Ogni ombra portava con sé la certezza di quel bisturi, e il dolore al braccio pulsava ritmico, come una promessa mancata.
Tornato in sala medici, provò il telefono, ma il segnale era ancora assente.
Cercò allora nelle proprie tasche e in quelle lunghe e capienti del camice e, inaspettatamente, lo trovò: il suo cellulare, batteria al massimo e pieno campo.
Finalmente qualcosa iniziava a girare per il verso giusto. Forse era l’alba, con la luce obliqua che filtrava dalle lunghe finestre a portare con sé un po’ di fortuna. O forse la sorte si era già divertita abbastanza alle spalle del dottor Valla. Bisognava approfittarene.
Chiamò la polizia, spiegò la situazione, e attese.
Ci misero due ore, gli agenti, tra i rilevamenti e i primi interrogatori.
La clinica, intanto, aveva ripreso la sua vita, tra medici sgomenti e personale imbarazzato. Non se lo sapevano spiegare quel comportamento improvviso. Tutto sembrava andare così bene, tanto che lunedì avrebbe dovuto essere dimesso. Incredibile.
Intanto il letto 17 rimaneva vuoto, perché di Napoleone Sanpetronio non c’era nessuna traccia. Era fuggito, scavalcando il cancello, per le strade della città, e nessuno era ancora riuscito a trovarlo.
L’avrebbero preso, promise un’agente al dottor Valla, rubando battuta e sguardo ad un film poliziesco di serie B. Lo sapevano fare, e bene, il loro lavoro.
Intanto, il giovane dottore, se ne poteva tornare a casa. Si sarebbe dovuto presentare al commissariato l’indomani, per una deposizione formale, nulla più.
Mani si strinsero, qualcuno buttò lì qualche battuta, come se tutto fosse ormai un vago ricordo. Tutto era sotto controllo. Ora.

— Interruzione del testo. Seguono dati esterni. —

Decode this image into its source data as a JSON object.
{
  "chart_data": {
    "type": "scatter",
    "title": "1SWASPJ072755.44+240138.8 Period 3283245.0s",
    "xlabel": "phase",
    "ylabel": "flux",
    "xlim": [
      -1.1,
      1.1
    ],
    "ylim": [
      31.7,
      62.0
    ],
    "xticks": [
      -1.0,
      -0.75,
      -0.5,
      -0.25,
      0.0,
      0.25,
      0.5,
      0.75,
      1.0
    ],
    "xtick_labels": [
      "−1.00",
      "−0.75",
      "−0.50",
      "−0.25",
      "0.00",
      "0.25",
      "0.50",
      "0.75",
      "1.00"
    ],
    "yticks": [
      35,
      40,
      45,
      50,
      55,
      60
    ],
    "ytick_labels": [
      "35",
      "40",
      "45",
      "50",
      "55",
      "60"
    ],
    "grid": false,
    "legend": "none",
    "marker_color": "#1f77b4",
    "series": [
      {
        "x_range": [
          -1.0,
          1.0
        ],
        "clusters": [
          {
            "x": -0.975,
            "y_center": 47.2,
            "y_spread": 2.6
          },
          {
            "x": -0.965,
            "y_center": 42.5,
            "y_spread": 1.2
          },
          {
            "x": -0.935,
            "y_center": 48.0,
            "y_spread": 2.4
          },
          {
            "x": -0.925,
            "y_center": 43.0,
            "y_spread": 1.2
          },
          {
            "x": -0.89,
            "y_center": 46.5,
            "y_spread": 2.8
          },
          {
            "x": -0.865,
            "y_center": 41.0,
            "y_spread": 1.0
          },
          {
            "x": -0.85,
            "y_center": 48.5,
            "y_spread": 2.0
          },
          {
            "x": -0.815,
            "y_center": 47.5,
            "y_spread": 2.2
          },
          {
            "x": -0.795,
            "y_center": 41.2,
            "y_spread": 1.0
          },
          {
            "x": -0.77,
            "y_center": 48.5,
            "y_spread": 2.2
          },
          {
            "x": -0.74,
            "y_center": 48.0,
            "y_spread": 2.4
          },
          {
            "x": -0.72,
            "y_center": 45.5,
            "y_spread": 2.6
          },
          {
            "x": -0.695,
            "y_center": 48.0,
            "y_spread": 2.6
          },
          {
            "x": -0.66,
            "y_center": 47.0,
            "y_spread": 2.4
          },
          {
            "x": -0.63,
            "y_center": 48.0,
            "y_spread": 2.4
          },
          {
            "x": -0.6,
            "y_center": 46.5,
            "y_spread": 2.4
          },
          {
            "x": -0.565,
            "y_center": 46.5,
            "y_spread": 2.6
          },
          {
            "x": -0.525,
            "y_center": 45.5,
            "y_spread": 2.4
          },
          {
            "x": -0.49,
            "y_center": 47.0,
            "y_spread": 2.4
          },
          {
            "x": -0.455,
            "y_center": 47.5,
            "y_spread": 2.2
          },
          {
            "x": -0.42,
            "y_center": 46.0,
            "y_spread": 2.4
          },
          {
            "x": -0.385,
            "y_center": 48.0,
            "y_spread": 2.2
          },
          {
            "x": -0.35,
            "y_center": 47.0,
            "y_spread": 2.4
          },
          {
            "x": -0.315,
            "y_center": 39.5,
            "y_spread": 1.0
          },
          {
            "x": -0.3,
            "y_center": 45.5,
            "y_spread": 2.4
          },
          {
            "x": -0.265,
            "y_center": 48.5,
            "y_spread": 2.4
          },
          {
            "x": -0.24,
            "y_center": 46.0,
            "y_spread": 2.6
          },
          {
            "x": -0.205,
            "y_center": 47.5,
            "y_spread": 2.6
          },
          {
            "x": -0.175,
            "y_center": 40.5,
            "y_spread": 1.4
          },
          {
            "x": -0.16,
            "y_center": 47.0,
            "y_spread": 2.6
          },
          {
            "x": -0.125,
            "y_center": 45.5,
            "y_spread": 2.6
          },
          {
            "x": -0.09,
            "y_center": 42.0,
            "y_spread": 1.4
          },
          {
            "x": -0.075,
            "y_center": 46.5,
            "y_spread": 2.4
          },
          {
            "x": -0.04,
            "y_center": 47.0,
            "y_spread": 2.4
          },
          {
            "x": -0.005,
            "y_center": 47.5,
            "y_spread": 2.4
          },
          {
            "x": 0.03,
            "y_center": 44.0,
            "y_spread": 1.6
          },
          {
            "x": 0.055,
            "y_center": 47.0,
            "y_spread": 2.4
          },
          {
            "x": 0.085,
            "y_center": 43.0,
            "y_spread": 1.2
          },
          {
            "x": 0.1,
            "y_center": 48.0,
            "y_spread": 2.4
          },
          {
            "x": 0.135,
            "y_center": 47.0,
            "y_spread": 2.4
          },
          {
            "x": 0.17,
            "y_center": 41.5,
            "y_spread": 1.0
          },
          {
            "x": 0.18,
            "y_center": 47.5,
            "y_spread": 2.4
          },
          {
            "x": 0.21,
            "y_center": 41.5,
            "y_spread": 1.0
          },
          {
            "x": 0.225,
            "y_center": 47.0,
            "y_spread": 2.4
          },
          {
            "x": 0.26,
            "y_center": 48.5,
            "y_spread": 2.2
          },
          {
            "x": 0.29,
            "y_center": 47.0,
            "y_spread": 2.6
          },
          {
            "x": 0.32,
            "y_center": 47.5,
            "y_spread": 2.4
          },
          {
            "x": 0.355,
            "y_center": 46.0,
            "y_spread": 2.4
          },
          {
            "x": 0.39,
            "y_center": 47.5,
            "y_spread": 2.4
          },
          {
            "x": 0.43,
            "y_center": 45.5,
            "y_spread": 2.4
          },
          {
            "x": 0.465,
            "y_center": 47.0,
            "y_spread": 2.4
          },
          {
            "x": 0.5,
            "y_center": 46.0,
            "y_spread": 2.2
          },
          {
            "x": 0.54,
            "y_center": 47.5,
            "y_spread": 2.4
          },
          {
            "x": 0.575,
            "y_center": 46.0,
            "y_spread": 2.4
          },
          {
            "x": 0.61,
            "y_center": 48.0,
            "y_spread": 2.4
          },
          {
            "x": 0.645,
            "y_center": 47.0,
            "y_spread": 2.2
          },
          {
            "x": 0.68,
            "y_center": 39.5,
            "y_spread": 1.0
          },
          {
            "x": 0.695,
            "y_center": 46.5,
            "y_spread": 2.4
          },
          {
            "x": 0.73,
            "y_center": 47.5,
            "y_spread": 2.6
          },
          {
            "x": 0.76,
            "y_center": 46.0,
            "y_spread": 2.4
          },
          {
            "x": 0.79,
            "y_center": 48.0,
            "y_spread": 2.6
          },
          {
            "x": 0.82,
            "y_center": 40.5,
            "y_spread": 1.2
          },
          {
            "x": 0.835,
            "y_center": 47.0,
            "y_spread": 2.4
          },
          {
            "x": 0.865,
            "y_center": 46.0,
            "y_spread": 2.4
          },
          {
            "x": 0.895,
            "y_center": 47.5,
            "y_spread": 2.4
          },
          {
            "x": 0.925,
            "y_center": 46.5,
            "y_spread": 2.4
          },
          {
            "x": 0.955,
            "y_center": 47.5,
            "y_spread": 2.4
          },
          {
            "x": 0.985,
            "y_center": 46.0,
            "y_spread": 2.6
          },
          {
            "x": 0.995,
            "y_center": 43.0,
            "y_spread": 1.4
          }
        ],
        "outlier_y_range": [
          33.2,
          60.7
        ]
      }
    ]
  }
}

Lui, il dottore, percorse i metri che lo separavano al cancello come in trance, perso tra stanchezza e irrealtà. Quella folle notte era finita. Duecentocinquanta euro netti, una vacanza alle porte, e la solenne promessa che, con le cliniche psichiatriche, aveva chiuso.
Salì in macchina, dopo averla cercata tra le tante, e inspirò a fondo. Il motore rispose immediato, e l’auto partì, direzione casa. Finalmente.
Sorrise grato alla nuova giornata, senza accorgersi del ghigno nascosto nei sedili posteriori, e del riflesso della piccola lama, ancora avida di sangue.